L’altra Polonia, quella liberale, più aperta al mondo, presenta un approccio a due velocità sul tema dei diritti civili. Paweł Adamowicz, il sindaco di Danzica assassinato all’inizio del 2019 durante un concerto di beneficienza, era uno di quei liberali pronti a riconoscere piena dignità al movimento Lgbt+. Quando fu eletto sindaco, nel 1998, Adamowicz era un centrista conservatore, vicino alla chiesa. Poi, frequentando i circoli liberali e cristiano-democratici del vecchio continente, soprattutto quelli tedeschi, realizzò che il centrismo può anche essere avanzato, aperto, inclusivo.
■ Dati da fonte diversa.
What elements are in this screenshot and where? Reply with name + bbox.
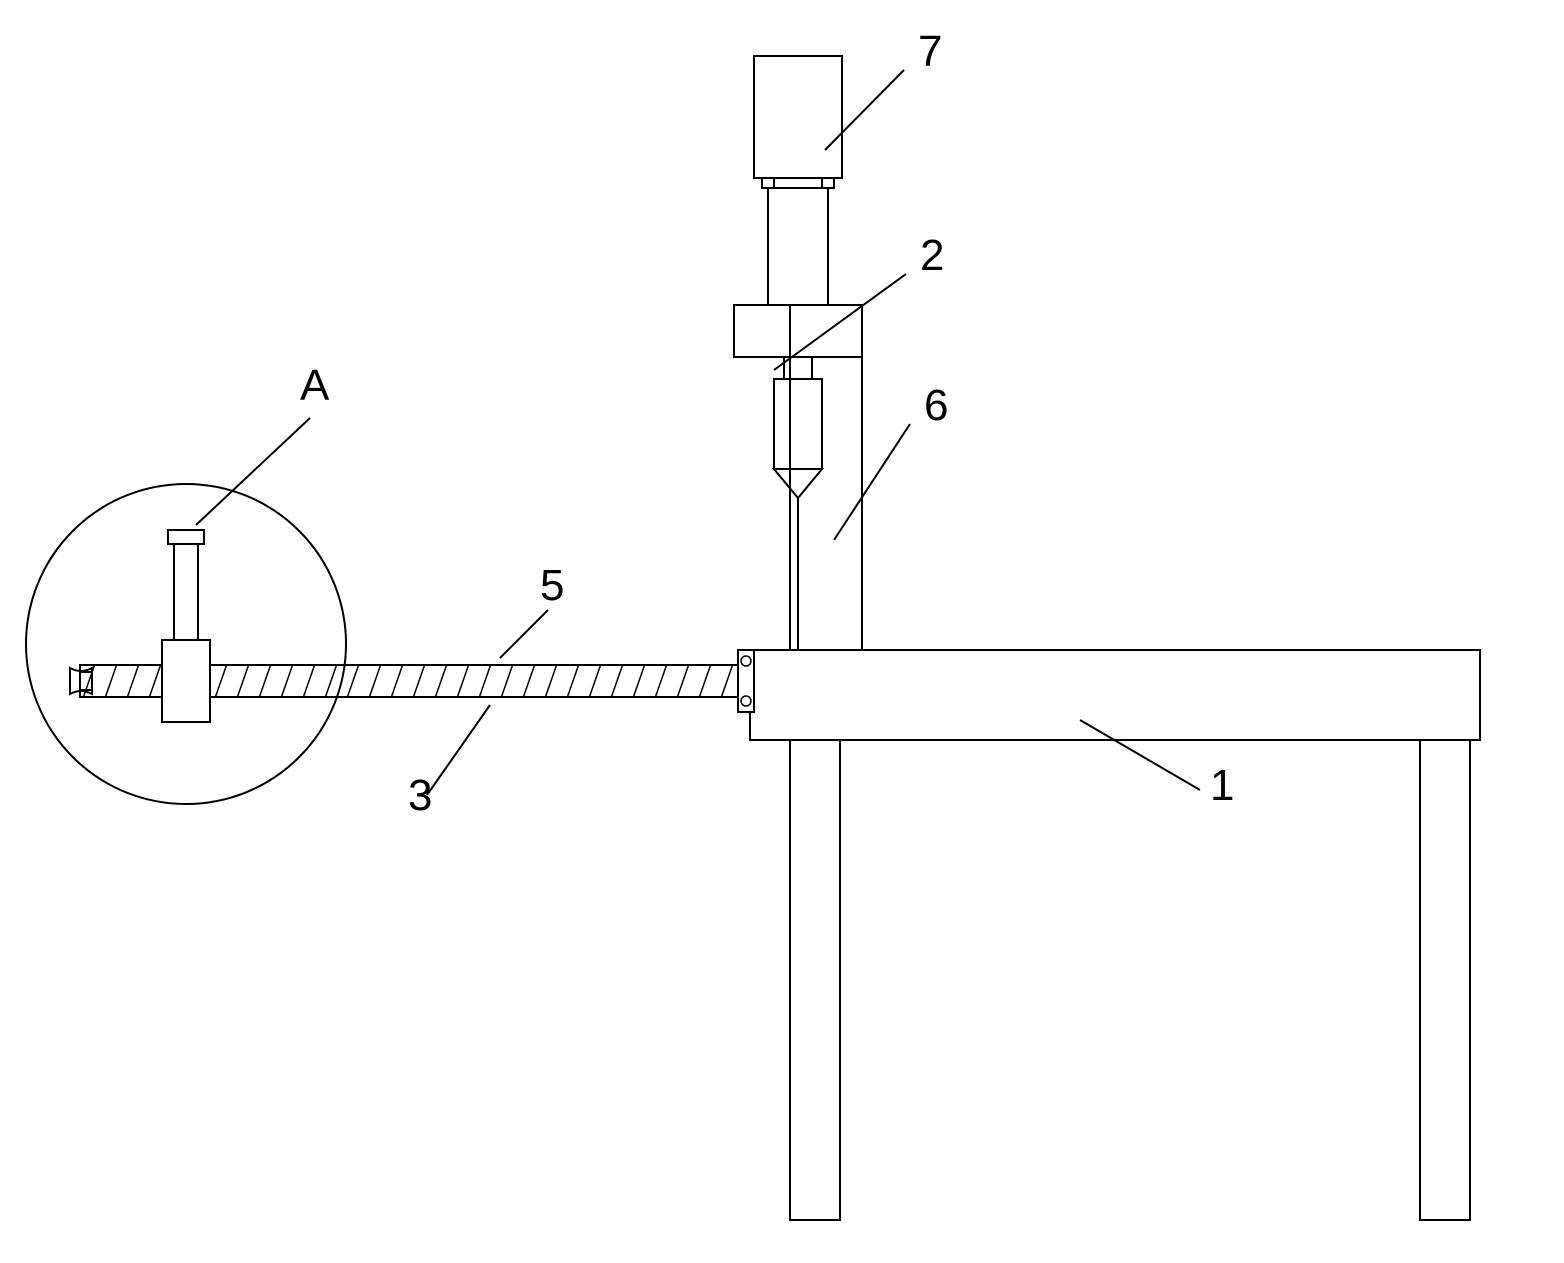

Negli ultimi anni da sindaco, prima dell’assassinio, appoggiò senza indugi la causa dei migranti e quella delle minoranze sessuali, spostandosi su posizioni di sinistra. E così facendo, si attirò contro l’odio senza sconti della destra.
L’attuale sindaco liberale di Varsavia Rafał Trzaskowski, sfidante di Duda alla presidenziali, è interprete di un approccio più cauto. In passato ha mostrato sostegno verso i diritti delle minoranze sessuali, ma durante le presidenziali ha assunto un atteggiamento di profilo basso, guidato dalla ricerca del voto dei moderati e dei conservatori delusi da Duda: dentro questo perimetro le istanze Lgbt+ non sono sempre ben tollerate. Gli attivisti Lgbt+ rimproverano a Trzaskowski mancanza di coraggio. Si sentono traditi.
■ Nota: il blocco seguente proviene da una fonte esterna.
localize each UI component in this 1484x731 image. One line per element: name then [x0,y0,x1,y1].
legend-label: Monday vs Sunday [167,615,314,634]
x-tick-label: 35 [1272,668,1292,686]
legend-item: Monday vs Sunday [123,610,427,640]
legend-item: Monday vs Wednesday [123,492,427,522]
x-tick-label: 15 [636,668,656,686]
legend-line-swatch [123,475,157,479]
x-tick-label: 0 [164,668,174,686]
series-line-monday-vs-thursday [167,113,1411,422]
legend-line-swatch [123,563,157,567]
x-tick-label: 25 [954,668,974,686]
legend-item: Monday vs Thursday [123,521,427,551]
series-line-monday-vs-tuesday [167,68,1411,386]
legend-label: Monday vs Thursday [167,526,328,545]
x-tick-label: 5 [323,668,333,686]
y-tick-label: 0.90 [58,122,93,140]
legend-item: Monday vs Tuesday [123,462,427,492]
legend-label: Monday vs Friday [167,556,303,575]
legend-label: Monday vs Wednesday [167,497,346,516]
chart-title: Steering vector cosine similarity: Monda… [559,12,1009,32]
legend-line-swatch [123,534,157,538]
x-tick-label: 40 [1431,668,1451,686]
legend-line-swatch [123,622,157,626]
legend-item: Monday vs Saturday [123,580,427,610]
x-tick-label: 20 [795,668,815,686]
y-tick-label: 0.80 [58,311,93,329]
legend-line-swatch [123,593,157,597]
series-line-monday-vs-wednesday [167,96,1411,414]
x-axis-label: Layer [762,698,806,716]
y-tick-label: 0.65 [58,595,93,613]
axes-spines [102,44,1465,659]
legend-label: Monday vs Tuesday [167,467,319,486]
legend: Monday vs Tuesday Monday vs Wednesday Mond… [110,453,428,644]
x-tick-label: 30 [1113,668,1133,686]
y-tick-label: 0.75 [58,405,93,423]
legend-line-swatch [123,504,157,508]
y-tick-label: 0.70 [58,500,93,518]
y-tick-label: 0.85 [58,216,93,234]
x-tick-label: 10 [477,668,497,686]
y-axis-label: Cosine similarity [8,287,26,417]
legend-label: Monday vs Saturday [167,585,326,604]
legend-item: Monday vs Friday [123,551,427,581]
Politici e giornalisti liberali e di sinistra hanno predetto una svolta ancora più autoritaria da parte del PiS, dopo la vittoria di Duda alle presidenziali, anticipata dall’assalto finale – di fatto riuscito – alla Corte suprema, addomesticato dal potere. Era l’ultimo baluardo della resistenza della magistratura alle riforme del sistema giudiziario. La Commissione europea ha fatto scattare varie procedure d’infrazione per lesione dello stato di diritto. I fatti degli scorsi giorni, con i pestaggi e gli arresti nei confronti degli attivisti Lgbt+, una comunità orgogliosa ma esposta più di altre a possibili vessazioni, segnano un passo preoccupante. Un potenziale antipasto della paventata accelerazione autoritaria?
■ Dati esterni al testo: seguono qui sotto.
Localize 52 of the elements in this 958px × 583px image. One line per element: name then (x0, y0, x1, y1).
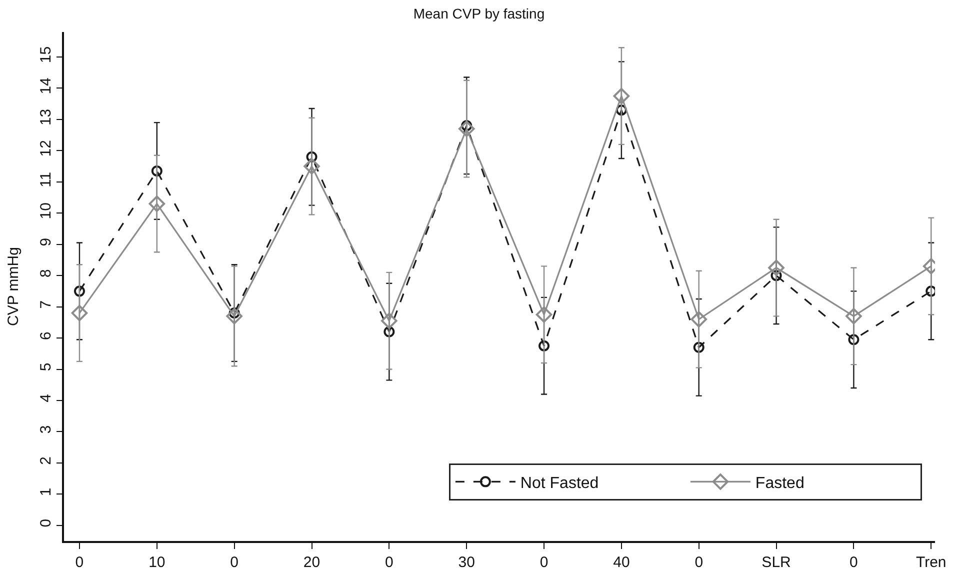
x-tick-label: 0 (850, 554, 858, 571)
x-tick-label: 0 (385, 554, 394, 571)
y-tick-label: 13 (37, 108, 54, 126)
point (770, 270, 782, 282)
point (71, 304, 88, 322)
y-tick-label: 6 (37, 332, 54, 340)
y-tick-label: 2 (37, 456, 54, 465)
point (613, 88, 630, 104)
y-tick-label: 0 (37, 518, 54, 528)
point (693, 342, 704, 353)
x-tick-label: 30 (458, 554, 475, 571)
chart-title: Mean CVP by fasting (413, 6, 545, 22)
legend-label: Not Fasted (520, 474, 599, 492)
x-tick-label: 0 (75, 554, 84, 571)
point (848, 334, 860, 346)
y-tick-label: 3 (37, 425, 54, 434)
x-tick-label: 10 (148, 554, 166, 571)
y-axis-title: CVP mmHg (5, 247, 22, 326)
point (768, 260, 784, 276)
point (74, 286, 85, 297)
y-tick-label: 15 (37, 46, 54, 64)
point (304, 158, 320, 174)
point (536, 306, 552, 323)
y-tick-label: 9 (37, 238, 54, 246)
x-tick-label: 0 (230, 554, 238, 571)
point (384, 326, 395, 338)
y-tick-label: 4 (37, 394, 54, 402)
point (306, 151, 318, 162)
x-tick-label: Tren (916, 554, 946, 571)
y-tick-label: 8 (37, 269, 54, 278)
y-tick-label: 12 (37, 140, 54, 157)
x-tick-label: 0 (694, 554, 704, 571)
point (381, 312, 398, 329)
point (458, 120, 475, 137)
legend-label: Fasted (755, 474, 804, 492)
point (616, 104, 627, 116)
y-tick-label: 10 (37, 202, 54, 220)
y-tick-label: 7 (37, 300, 54, 309)
point (690, 311, 708, 328)
x-tick-label: 40 (613, 554, 630, 571)
x-tick-label: SLR (762, 554, 792, 571)
point (151, 165, 162, 176)
y-tick-label: 1 (37, 488, 54, 496)
y-tick-label: 14 (37, 78, 54, 94)
x-tick-label: 0 (540, 554, 548, 571)
x-tick-label: 20 (303, 554, 320, 571)
point (846, 308, 862, 324)
point (538, 340, 550, 352)
point (226, 308, 242, 324)
y-tick-label: 11 (37, 172, 54, 188)
point (148, 196, 166, 212)
y-tick-label: 5 (37, 362, 54, 372)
Potrebbe anche darsi, tuttavia, che la crociata contro le minoranze sessuali, da strumento di consenso elettorale, diventi, adesso, l’arma facile con cui distrarre l’opinione pubblica dalle difficoltà crescenti legate al coronavirus. Il numero dei contagi sta salendo rapidamente. L’impatto sull’economia e sull’occupazione, finora non grave, non almeno quanto lo è stato nei Paesi dell’Europa occidentale, potrebbe diventare consistente nei prossimi mesi.